At the chalet, he washed himself and threw the soiled clothes into the garbage where, he thought, they belonged. He fell asleep and had a nightmare. He dreamt his mother raised her ballgown to show she had a giant wood pencil for a penis. She shoved it into a hole in the top of Franz's head and began grinding, grinding, filling his head with sawdust. “He never had any brains to begin with,” she yelled, “so what difference does it make?” Sam woke in a cold sweat, ran his hand over his body, chest, genitals, kneecaps to make sure everything was still there.

The next morning Sam opened his eyes; his lover was leaning over him. Right away Franz said,
“Es tut mir Leid.
I'm sorry for what I did last night. I don't know what came over me, I just … You don't know how sorry I am. You can stay here as long as you want, just tell me,
sag mir…
” Franz wanted what he hated.

Sam did the best he could. He described wind-swept glaciers and flowers that bloomed once a century in the sun-starved tundra. Snow fell silently in the summer streets of Zurich and a distant fire roared.

Again Sam's genitals became rock, and this astonished him as much as anything. Through Franz, he was becoming the stone Earth; the final border separating him from the planet was disappearing. And this transformation to rock was fuelled by desire, the most ephemeral thing on Earth.

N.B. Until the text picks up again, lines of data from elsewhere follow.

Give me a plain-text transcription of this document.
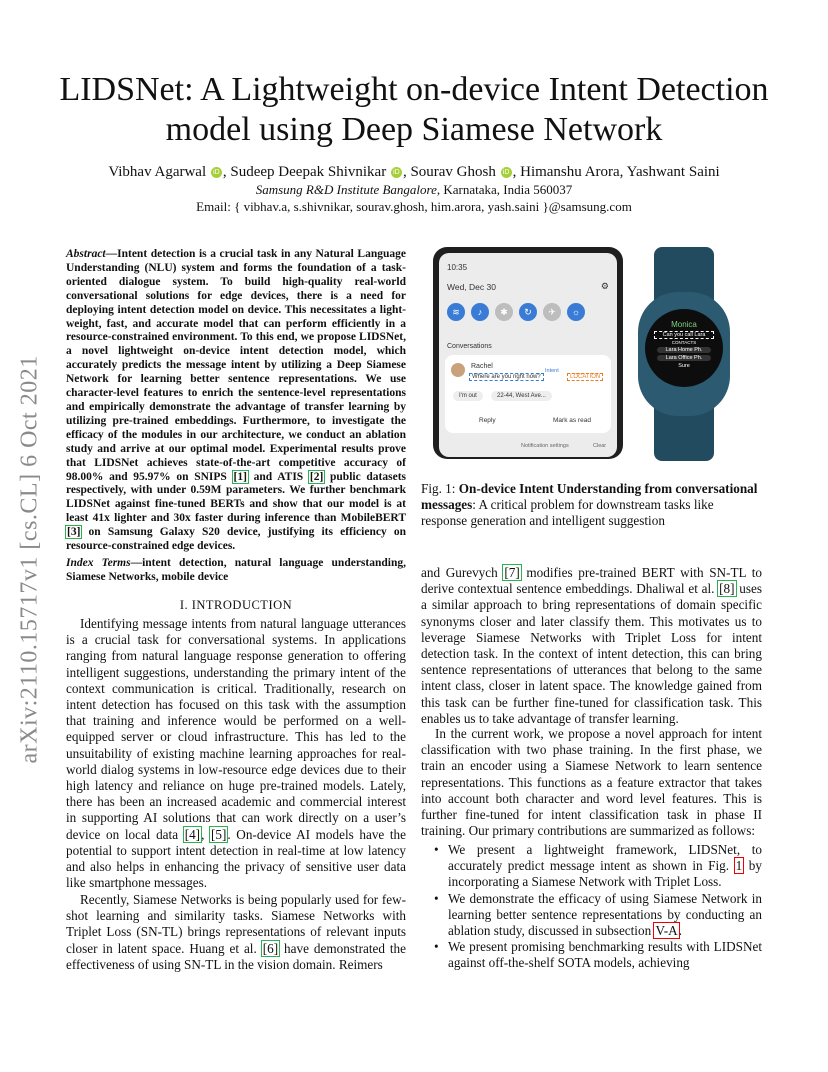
arXiv:2110.15717v1 [cs.CL] 6 Oct 2021
LIDSNet: A Lightweight on-device Intent Detection model using Deep Siamese Network
Vibhav Agarwal iD , Sudeep Deepak Shivnikar iD , Sourav Ghosh iD , Himanshu Arora, Yashwant Saini
Samsung R&D Institute Bangalore, Karnataka, India 560037
Email: { vibhav.a, s.shivnikar, sourav.ghosh, him.arora, yash.saini }@samsung.com
Abstract—Intent detection is a crucial task in any Natural Language Understanding (NLU) system and forms the foundation of a task-oriented dialogue system. To build high-quality real-world conversational solutions for edge devices, there is a need for deploying intent detection model on device. This necessitates a light-weight, fast, and accurate model that can perform efficiently in a resource-constrained environment. To this end, we propose LIDSNet, a novel lightweight on-device intent detection model, which accurately predicts the message intent by utilizing a Deep Siamese Network for learning better sentence representations. We use character-level features to enrich the sentence-level representations and empirically demonstrate the advantage of transfer learning by utilizing pre-trained embeddings. Furthermore, to investigate the efficacy of the modules in our architecture, we conduct an ablation study and arrive at our optimal model. Experimental results prove that LIDSNet achieves state-of-the-art competitive accuracy of 98.00% and 95.97% on SNIPS [1] and ATIS [2] public datasets respectively, with under 0.59M parameters. We further benchmark LIDSNet against fine-tuned BERTs and show that our model is at least 41x lighter and 30x faster during inference than MobileBERT [3] on Samsung Galaxy S20 device, justifying its efficiency on resource-constrained edge devices.
Index Terms—intent detection, natural language understanding, Siamese Networks, mobile device
I. INTRODUCTION
Identifying message intents from natural language utterances is a crucial task for conversational systems. In applications ranging from natural language response generation to offering intelligent suggestions, understanding the primary intent of the context communication is critical. Traditionally, research on intent detection has focused on this task with the assumption that training and inference would be performed on a well-equipped server or cloud infrastructure. This has led to the unsuitability of existing machine learning approaches for real-world dialog systems in low-resource edge devices due to their high latency and reliance on huge pre-trained models. Lately, there has been an increased academic and commercial interest in supporting AI solutions that can work directly on a user’s device on local data [4], [5]. On-device AI models have the potential to support intent detection in real-time at low latency and also helps in enhancing the privacy of sensitive user data like smartphone messages.
Recently, Siamese Networks is being popularly used for few-shot learning and similarity tasks. Siamese Networks with Triplet Loss (SN-TL) brings representations of relevant inputs closer in latent space. Huang et al. [6] have demonstrated the effectiveness of using SN-TL in the vision domain. Reimers
10:35
Wed, Dec 30	⚙
≋ ♪ ✱ ↻ ✈ ☼
Conversations
Rachel
Where are you right now?
Intent
LOCATION
I'm out	22-44, West Ave...
Reply	Mark as read
Notification settings	Clear
Monica
Can you call Lara
CONTACTS
Lara Home Ph.
Lara Office Ph.
Sure
Fig. 1: On-device Intent Understanding from conversational messages: A critical problem for downstream tasks like response generation and intelligent suggestion
and Gurevych [7] modifies pre-trained BERT with SN-TL to derive contextual sentence embeddings. Dhaliwal et al. [8] uses a similar approach to bring representations of domain specific synonyms closer and later classify them. This motivates us to leverage Siamese Networks with Triplet Loss for intent detection task. In the context of intent detection, this can bring sentence representations of utterances that belong to the same intent class, closer in latent space. The knowledge gained from this task can be further fine-tuned for classification task. This enables us to take advantage of transfer learning.
In the current work, we propose a novel approach for intent classification with two phase training. In the first phase, we train an encoder using a Siamese Network to learn sentence representations. This functions as a feature extractor that takes into account both character and word level features. This is further fine-tuned for intent classification task in phase II training. Our primary contributions are summarized as follows:
• We present a lightweight framework, LIDSNet, to accurately predict message intent as shown in Fig. 1 by incorporating a Siamese Network with Triplet Loss.
• We demonstrate the efficacy of using Siamese Network in learning better sentence representations by conducting an ablation study, discussed in subsection V-A.
• We present promising benchmarking results with LIDSNet against off-the-shelf SOTA models, achieving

Sam got up and sadly prepared his lunch and backpack. He left a note. “Gone to Zermatt. Be back in two days.”

Diamonds are created at a great depth, between 300 and 400 kilometres below the Earth's surface. The deeper a diamond is buried, the greater it grows. Diamonds are brought to the Earth's surface through volcanic eruption. What form would Franz's final eruption take? Sam hoped he'd be present to see the result.

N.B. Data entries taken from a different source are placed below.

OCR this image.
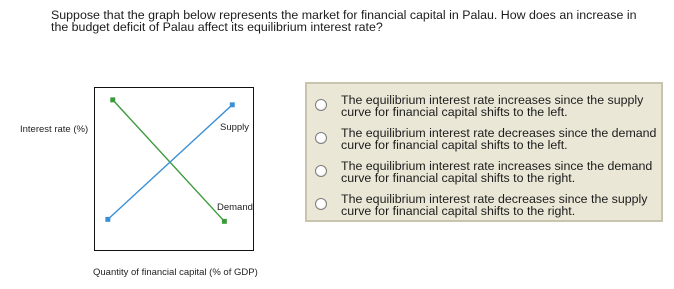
Suppose that the graph below represents the market for financial capital in Palau. How does an increase in the budget deficit of Palau affect its equilibrium interest rate?
Interest rate (%)	Supply
Demand
Quantity of financial capital (% of GDP)
The equilibrium interest rate increases since the supply curve for financial capital shifts to the left.
The equilibrium interest rate decreases since the demand curve for financial capital shifts to the left.
The equilibrium interest rate increases since the demand curve for financial capital shifts to the right.
The equilibrium interest rate decreases since the supply curve for financial capital shifts to the right.
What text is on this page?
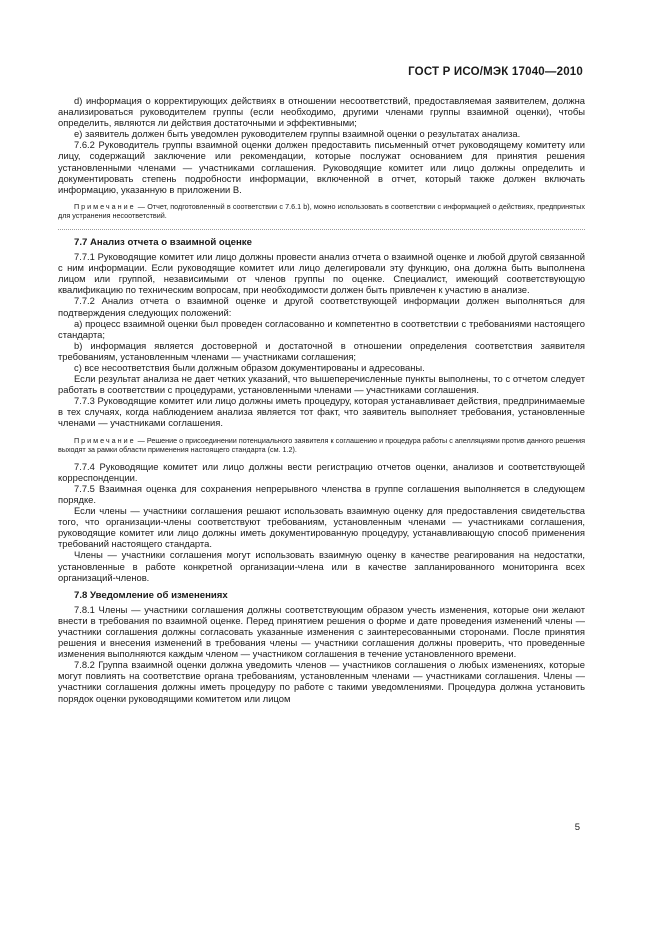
ГОСТ Р ИСО/МЭК 17040—2010

d) информация о корректирующих действиях в отношении несоответствий, предоставляемая заявителем, должна анализироваться руководителем группы (если необходимо, другими членами группы взаимной оценки), чтобы определить, являются ли действия достаточными и эффективными;

е) заявитель должен быть уведомлен руководителем группы взаимной оценки о результатах анализа.

7.6.2 Руководитель группы взаимной оценки должен предоставить письменный отчет руководящему комитету или лицу, содержащий заключение или рекомендации, которые послужат основанием для принятия решения установленными членами — участниками соглашения. Руководящие комитет или лицо должны определить и документировать степень подробности информации, включенной в отчет, который также должен включать информацию, указанную в приложении В.

Примечание — Отчет, подготовленный в соответствии с 7.6.1 b), можно использовать в соответствии с информацией о действиях, предпринятых для устранения несоответствий.

7.7 Анализ отчета о взаимной оценке

7.7.1 Руководящие комитет или лицо должны провести анализ отчета о взаимной оценке и любой другой связанной с ним информации. Если руководящие комитет или лицо делегировали эту функцию, она должна быть выполнена лицом или группой, независимыми от членов группы по оценке. Специалист, имеющий соответствующую квалификацию по техническим вопросам, при необходимости должен быть привлечен к участию в анализе.

7.7.2 Анализ отчета о взаимной оценке и другой соответствующей информации должен выполняться для подтверждения следующих положений:

а) процесс взаимной оценки был проведен согласованно и компетентно в соответствии с требованиями настоящего стандарта;

b) информация является достоверной и достаточной в отношении определения соответствия заявителя требованиям, установленным членами — участниками соглашения;

с) все несоответствия были должным образом документированы и адресованы.

Если результат анализа не дает четких указаний, что вышеперечисленные пункты выполнены, то с отчетом следует работать в соответствии с процедурами, установленными членами — участниками соглашения.

7.7.3 Руководящие комитет или лицо должны иметь процедуру, которая устанавливает действия, предпринимаемые в тех случаях, когда наблюдением анализа является тот факт, что заявитель выполняет требования, установленные членами — участниками соглашения.

Примечание — Решение о присоединении потенциального заявителя к соглашению и процедура работы с апелляциями против данного решения выходят за рамки области применения настоящего стандарта (см. 1.2).

7.7.4 Руководящие комитет или лицо должны вести регистрацию отчетов оценки, анализов и соответствующей корреспонденции.

7.7.5 Взаимная оценка для сохранения непрерывного членства в группе соглашения выполняется в следующем порядке.

Если члены — участники соглашения решают использовать взаимную оценку для предоставления свидетельства того, что организации-члены соответствуют требованиям, установленным членами — участниками соглашения, руководящие комитет или лицо должны иметь документированную процедуру, устанавливающую способ применения требований настоящего стандарта.

Члены — участники соглашения могут использовать взаимную оценку в качестве реагирования на недостатки, установленные в работе конкретной организации-члена или в качестве запланированного мониторинга всех организаций-членов.

7.8 Уведомление об изменениях

7.8.1 Члены — участники соглашения должны соответствующим образом учесть изменения, которые они желают внести в требования по взаимной оценке. Перед принятием решения о форме и дате проведения изменений члены — участники соглашения должны согласовать указанные изменения с заинтересованными сторонами. После принятия решения и внесения изменений в требования члены — участники соглашения должны проверить, что проведенные изменения выполняются каждым членом — участником соглашения в течение установленного времени.

7.8.2 Группа взаимной оценки должна уведомить членов — участников соглашения о любых изменениях, которые могут повлиять на соответствие органа требованиям, установленным членами — участниками соглашения. Члены — участники соглашения должны иметь процедуру по работе с такими уведомлениями. Процедура должна установить порядок оценки руководящими комитетом или лицом

5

The Matterhorn is a massive crooked finger angling skyward. Sam was conscious of it everywhere in Zermatt and wasn't sure if he was watching it or it was watching him. By a lake at its foot, he studied a sheet of gabbro protruding from the ground. He fingered the angular lumps and pulverized fragments from 300 million years ago, when the continents were united. He ran his
fingers over the bulbous rock veins and sniffed the dust on his fingertips. He intoned lines from a speech he could give. “The North American and Eurasian plates were once joined. Present-day Canada touched Switzerland but broke away. Then Spain rotated downward while Italy, protruding like a unicorn's horn from Africa's forehead, rammed upwards into Europe.” Staring into the greenish xenoliths, Sam realized that Franz's country and his own contained the same crystalline rock. The gabbro sheet stood before him like a mirror. He could be in Canada now, but he was on the other side of the ocean. Things were the same and different. He'd gone through a looking-glass and out the other side. Feeling spooked, he hurried away from the lake.